Los bonos soberanos argentinos volvieron a captar la atención tras jornadas de volatilidad, con el riesgo país retrocediendo desde los 533 puntos hacia los 500. Expertos consultados por +Perfil debaten si la caída reciente es una señal de salida o una oportunidad de ingreso.
Los bonos soberanos argentinos volvieron a quedar en el centro de la atención después de varias jornadas de fuerte volatilidad, mientras el riesgo país retrocedió desde los 533 puntos y volvió a acercarse a los 500. En +Perfil, el nuevo canal de Editorial Perfil, Fernando Meaños planteó si la caída reciente de los títulos representa una señal para salir o una oportunidad para ingresar al mercado.
Para Alejandro Bianchi, CEO de Asesor de Inversiones, la decisión depende fundamentalmente de la expectativa que tenga cada inversor sobre el futuro político. “Cuando se habla de inversiones muchas veces hay que pensar con cabeza empresaria”, sostuvo, y recordó que invertir supone también “tomar riesgos controlados”.
Bonos largos para quienes esperan continuidad
Bianchi señaló que quienes confíen en la continuidad del actual programa económico pueden encontrar mayores oportunidades en títulos de mayor duración, como el E38 y el L35. “Si vos creés que va a haber continuidad este Gobierno, hoy claramente te conviene pararte en la parte larga”, explicó.
La estrategia cambia para quienes anticipan un eventual cambio de rumbo, una modificación de la regla fiscal o una menor voluntad de pago.
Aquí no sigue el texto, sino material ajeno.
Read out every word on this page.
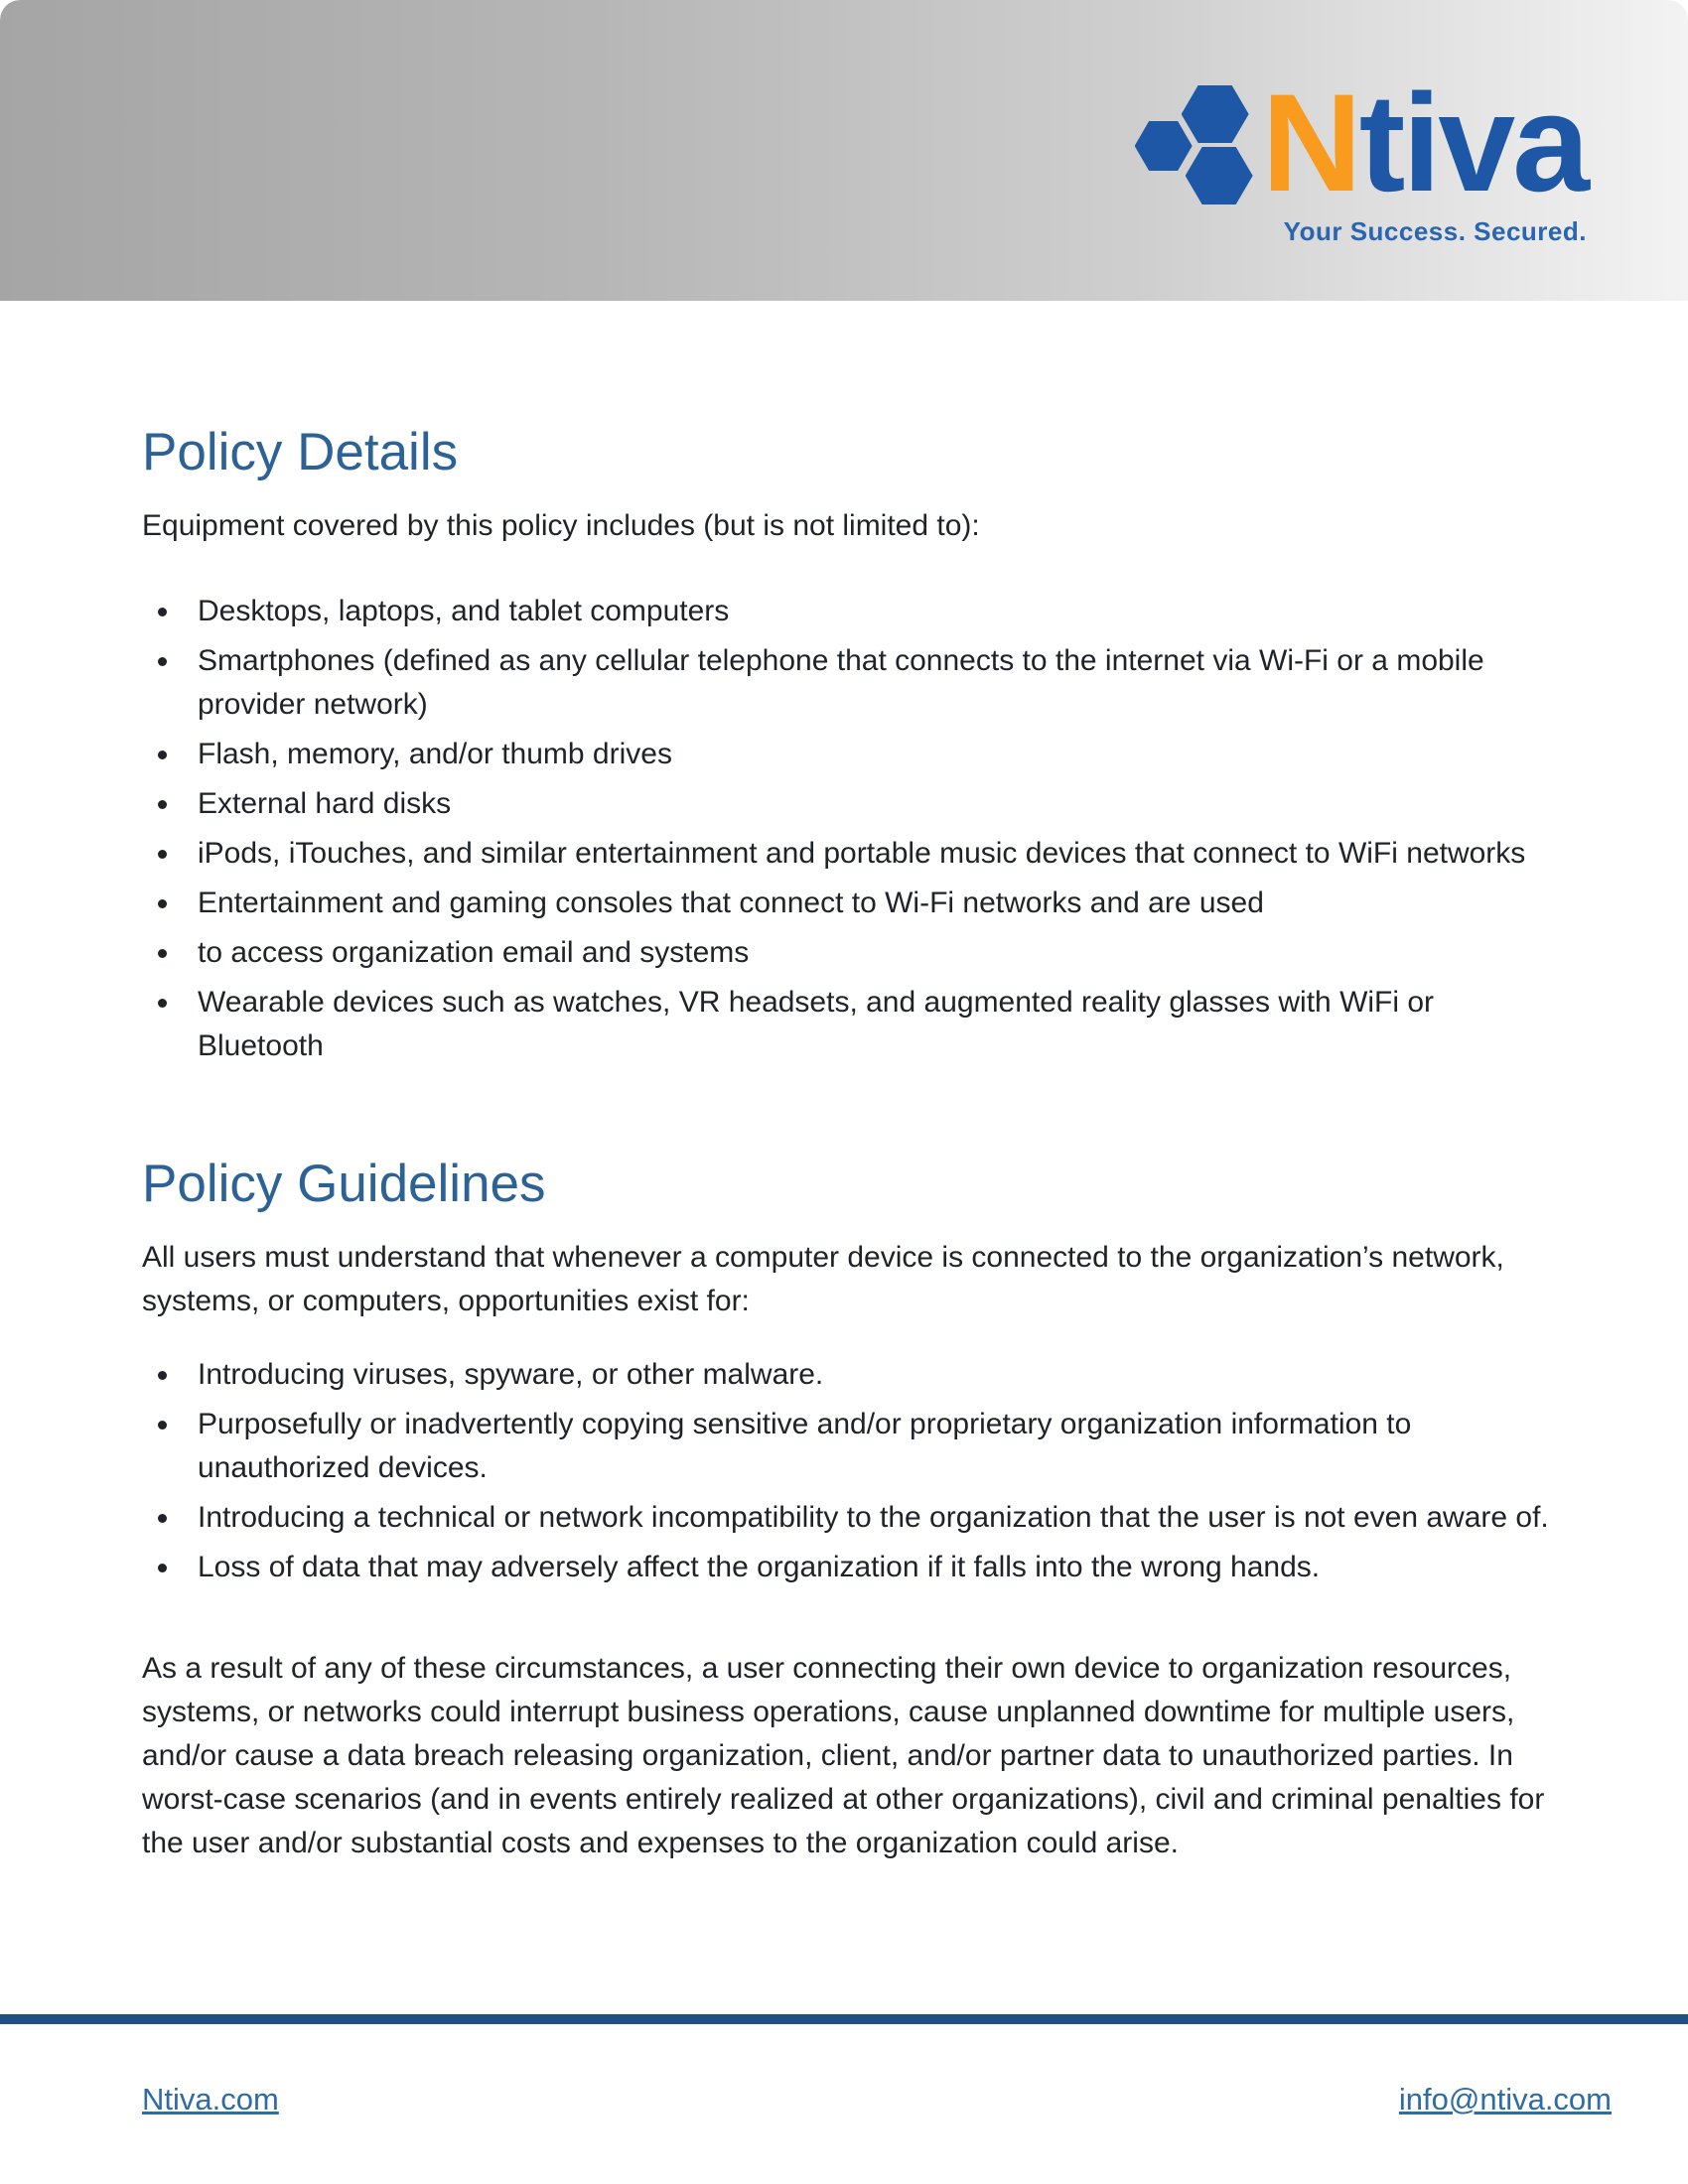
Ntiva
Your Success. Secured.
Policy Details

Equipment covered by this policy includes (but is not limited to):

• Desktops, laptops, and tablet computers
• Smartphones (defined as any cellular telephone that connects to the internet via Wi-Fi or a mobile provider network)
• Flash, memory, and/or thumb drives
• External hard disks
• iPods, iTouches, and similar entertainment and portable music devices that connect to WiFi networks
• Entertainment and gaming consoles that connect to Wi-Fi networks and are used
• to access organization email and systems
• Wearable devices such as watches, VR headsets, and augmented reality glasses with WiFi or Bluetooth
Policy Guidelines

All users must understand that whenever a computer device is connected to the organization’s network, systems, or computers, opportunities exist for:

• Introducing viruses, spyware, or other malware.
• Purposefully or inadvertently copying sensitive and/or proprietary organization information to unauthorized devices.
• Introducing a technical or network incompatibility to the organization that the user is not even aware of.
• Loss of data that may adversely affect the organization if it falls into the wrong hands.

As a result of any of these circumstances, a user connecting their own device to organization resources, systems, or networks could interrupt business operations, cause unplanned downtime for multiple users, and/or cause a data breach releasing organization, client, and/or partner data to unauthorized parties. In worst-case scenarios (and in events entirely realized at other organizations), civil and criminal penalties for the user and/or substantial costs and expenses to the organization could arise.

Ntiva.com	info@ntiva.com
En ese escenario, mencionó bonos más cortos como L29 y L30, cuyos vencimientos permiten reducir la exposición a las decisiones de una futura administración.
“Hay todavía cierto apetito por el mercado”
Ezequiel Vega, analista especializado en mercados internacionales, sostuvo que los inversores todavía muestran interés por los activos locales. “Yo lo que veo es que hay todavía cierto apetito por el mercado”, afirmó al mencionar la recepción de emisiones como AO27, AO28 y AO29.
Vanesa Plaza, educadora financiera, agregó que rendimientos del 6% o 7% pueden parecer reducidos para un inversor argentino acostumbrado históricamente a tasas elevadas. Sin embargo, remarcó que esas rentabilidades deben compararse con las que actualmente ofrecen los bonos del Tesoro y otros activos considerados de menor riesgo.
El default y las dudas sobre un cambio político
Otro de los interrogantes fue si los precios actuales anticipan una posibilidad concreta de incumplimiento de la deuda. Vega fue categórico: “Para mí está descartado el tema de default”, aunque reconoció que existen interrogantes sobre un eventual canje o reperfilamiento si cambia el rumbo político.
La figura de Axel Kicillof apareció en ese análisis como uno de los factores que el mercado observa frente al próximo escenario electoral. Bianchi consideró que quien asuma en el futuro partirá de mejores condiciones económicas: “El próximo gobierno va a recibir una economía mucho más saneada de la que recibió este”.
Las elecciones empiezan a pesar en las inversiones
Miguel Ponce consideró que, mientras continúe el apoyo explícito del Fondo Monetario, también deberán observarse otras fuentes de incertidumbre. Entre ellas ubicó las elecciones argentinas, los comicios de Brasil y Estados Unidos y los posibles cambios en el contexto financiero internacional.
El comportamiento de los bonos queda así cada vez más ligado a las expectativas políticas. Quienes apuesten por la continuidad pueden asumir mayor duración, mientras que quienes teman un cambio de rumbo encuentran en los títulos cortos una forma de reducir la exposición electoral.